Commander X16 community love ❤
I think the X16 has the power of an Amiga...but... easier to program
Does it have a c compiler available?
I like a lot of this system. It would be nice if you could use it with some flavor of 6809 as well. as the 6502.
I hope that they took all the basic graphics commands and have the Vera implement them in the FPGA to make them super fast.
Overall a very interesting system.
iirc there is a c compiler for the x16
That flexible RAM/ROM mapping is very nice. The C64 would have been almost this great if they designed in a way that the cartridge port had the signals for mapping writable RAM into those 8/16K partitions (and the IO for sending mapping commands to the cartridge).
The C64 _does_ have those signals.
• `R/W̅` is on pin 5 of the cartridge slot, which solves your "writable RAM" problem. _Anything_ in the cart can tell if the computer's trying to read or write it, and respond appropriately.
• There are two specific address ranges, $DE00 and $DF00, with their own decode pins on the cartridge port, `I̅O̅1` and `I̅O̅2`. So that makes it dead easy to have something interpreting commands there. But that's just for ease of use and as a convention; the cartridge port sees _all_ writes the CPU does (except for addresses $00 and $01), so you can pretty much use any address you like to receive commands.
• There are various modes for what the cart can take over (i.e., be guaranteed that internal devices will avoid responding to), but the broadest one is by asserting the `G̅A̅M̅E̅ ` line which maps 4K of C64 internal RAM to the bottom 4K of memory, and leaves _everything_ else to the cart.

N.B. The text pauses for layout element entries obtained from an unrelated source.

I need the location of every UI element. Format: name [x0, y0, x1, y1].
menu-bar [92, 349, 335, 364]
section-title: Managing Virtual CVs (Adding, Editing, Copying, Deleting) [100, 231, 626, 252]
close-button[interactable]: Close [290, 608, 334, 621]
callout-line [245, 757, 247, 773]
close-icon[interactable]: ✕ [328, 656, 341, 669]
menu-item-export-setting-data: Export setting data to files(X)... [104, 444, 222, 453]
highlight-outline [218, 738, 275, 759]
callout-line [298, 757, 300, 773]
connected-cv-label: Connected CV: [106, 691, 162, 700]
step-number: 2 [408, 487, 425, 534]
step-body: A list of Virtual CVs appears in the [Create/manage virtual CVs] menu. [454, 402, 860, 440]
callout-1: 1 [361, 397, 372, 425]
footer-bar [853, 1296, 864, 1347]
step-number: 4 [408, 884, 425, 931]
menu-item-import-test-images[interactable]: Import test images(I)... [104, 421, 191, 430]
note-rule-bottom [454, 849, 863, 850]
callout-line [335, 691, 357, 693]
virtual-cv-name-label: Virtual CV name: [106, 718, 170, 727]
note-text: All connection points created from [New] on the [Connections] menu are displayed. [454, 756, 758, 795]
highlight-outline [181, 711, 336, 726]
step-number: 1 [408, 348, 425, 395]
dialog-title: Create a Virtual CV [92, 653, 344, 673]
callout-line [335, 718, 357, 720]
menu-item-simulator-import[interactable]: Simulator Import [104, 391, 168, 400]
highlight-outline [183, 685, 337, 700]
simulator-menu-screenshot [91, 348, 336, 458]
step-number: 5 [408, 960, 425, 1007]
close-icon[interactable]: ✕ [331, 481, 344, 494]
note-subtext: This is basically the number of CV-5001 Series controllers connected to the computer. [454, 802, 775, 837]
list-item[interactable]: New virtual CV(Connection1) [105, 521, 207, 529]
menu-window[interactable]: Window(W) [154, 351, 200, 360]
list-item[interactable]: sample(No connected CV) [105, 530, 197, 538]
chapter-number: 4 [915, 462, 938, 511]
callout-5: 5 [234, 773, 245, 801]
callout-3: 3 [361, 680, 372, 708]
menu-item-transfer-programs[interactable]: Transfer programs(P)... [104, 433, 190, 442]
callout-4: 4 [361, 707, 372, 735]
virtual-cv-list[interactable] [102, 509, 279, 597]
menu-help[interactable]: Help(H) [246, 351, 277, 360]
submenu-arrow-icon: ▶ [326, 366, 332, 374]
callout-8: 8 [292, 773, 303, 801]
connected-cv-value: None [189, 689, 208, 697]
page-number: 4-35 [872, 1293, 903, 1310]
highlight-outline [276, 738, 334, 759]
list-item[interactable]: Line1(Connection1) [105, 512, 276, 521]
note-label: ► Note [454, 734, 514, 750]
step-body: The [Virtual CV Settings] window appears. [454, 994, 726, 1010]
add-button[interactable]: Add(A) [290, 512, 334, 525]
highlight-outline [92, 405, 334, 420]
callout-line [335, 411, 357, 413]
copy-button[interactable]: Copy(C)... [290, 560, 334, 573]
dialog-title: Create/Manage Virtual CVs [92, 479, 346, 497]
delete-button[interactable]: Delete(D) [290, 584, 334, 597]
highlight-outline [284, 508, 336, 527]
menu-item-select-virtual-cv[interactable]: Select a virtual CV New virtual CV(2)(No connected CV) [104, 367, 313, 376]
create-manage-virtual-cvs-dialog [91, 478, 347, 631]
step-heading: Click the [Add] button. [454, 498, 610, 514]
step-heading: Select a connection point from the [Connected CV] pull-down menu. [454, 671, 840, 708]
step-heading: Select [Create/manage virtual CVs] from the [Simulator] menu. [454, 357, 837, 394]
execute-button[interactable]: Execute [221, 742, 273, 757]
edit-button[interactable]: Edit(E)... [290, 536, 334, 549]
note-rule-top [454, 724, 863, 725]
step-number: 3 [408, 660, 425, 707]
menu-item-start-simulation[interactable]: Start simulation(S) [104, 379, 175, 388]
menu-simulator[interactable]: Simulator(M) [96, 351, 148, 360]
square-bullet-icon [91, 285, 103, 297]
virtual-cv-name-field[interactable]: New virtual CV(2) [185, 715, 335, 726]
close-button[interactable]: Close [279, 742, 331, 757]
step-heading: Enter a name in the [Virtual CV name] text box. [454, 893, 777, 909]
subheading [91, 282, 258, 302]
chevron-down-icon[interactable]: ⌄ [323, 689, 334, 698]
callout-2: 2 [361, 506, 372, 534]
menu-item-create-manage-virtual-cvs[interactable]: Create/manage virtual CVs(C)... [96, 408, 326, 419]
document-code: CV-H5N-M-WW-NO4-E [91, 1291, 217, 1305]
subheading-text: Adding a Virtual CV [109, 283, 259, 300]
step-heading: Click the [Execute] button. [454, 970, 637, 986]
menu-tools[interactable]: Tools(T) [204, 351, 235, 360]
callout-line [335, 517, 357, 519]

I did not know that (or I knew it wrong!). So I can put a large SRAM on a cartridge and with some decoding logic I can choose which chunk I want to see in the 64k somewhere? Then why do we need the DMA-style ram expansion if we can just swap 8k pages in "zero" time?
@@Flashy7 I see two fairly large benefits to the REU way of doing things:
1. You can transfer arbitrary-sized units of memory from 1 to 64 KB, rather than being stuck with fixed page boundaries. So if you wanted to, say, transfer just one frame buffer worth of data (as is done by the "Globe" demo), you don't need to swap out a bunch of other data.
This is particularly important when working near small areas of important stuff. For example, if your page size is 8 KB and you want to use different memory anywhere under address $2000, a bank switching system would also be switching out your zero page and stack which is almost invariably not what you'd want.
2. The REU leaves all existing address mapping working as it did before, so programs that depend on it need minimal modification, and programs unaware of it have a minimal chance of being broken by it, even if other things in memory (e.g. a TSR program) are simultaneously using it.
Yes. It is truly amazing. Also note that the CX16 has TWO banking areas for RAM. Between A000 and BFFF and between C000 and FFFF. When the memory expansion card is installed it can be loaded with extra RAM chips in the C000 and FFFF address space!!!!
@@svenvandevelde1 You can do roughly same on the C64, which has independent mappings for the following:
• $E000-$FFFF: internal RAM, KERNAL ROM or cartridge (ROMH line)
• $D000-$DFFF: internal RAM, CHAROM, or I/O+colour RAM
• $C000-$CFFF: internal RAM or cartridge (requires decoding on cartridge)
• $A000-$BFFF: internal RAM, BASIC ROM or cartridge (ROMH ine)
• $8000-$AFFF: internal RAM or cartridge (ROML line)
• $1000-$7FFF: internal RAM or cartridge (requires decoding on cartridge)
And of course the C128 has even more powerful mappings.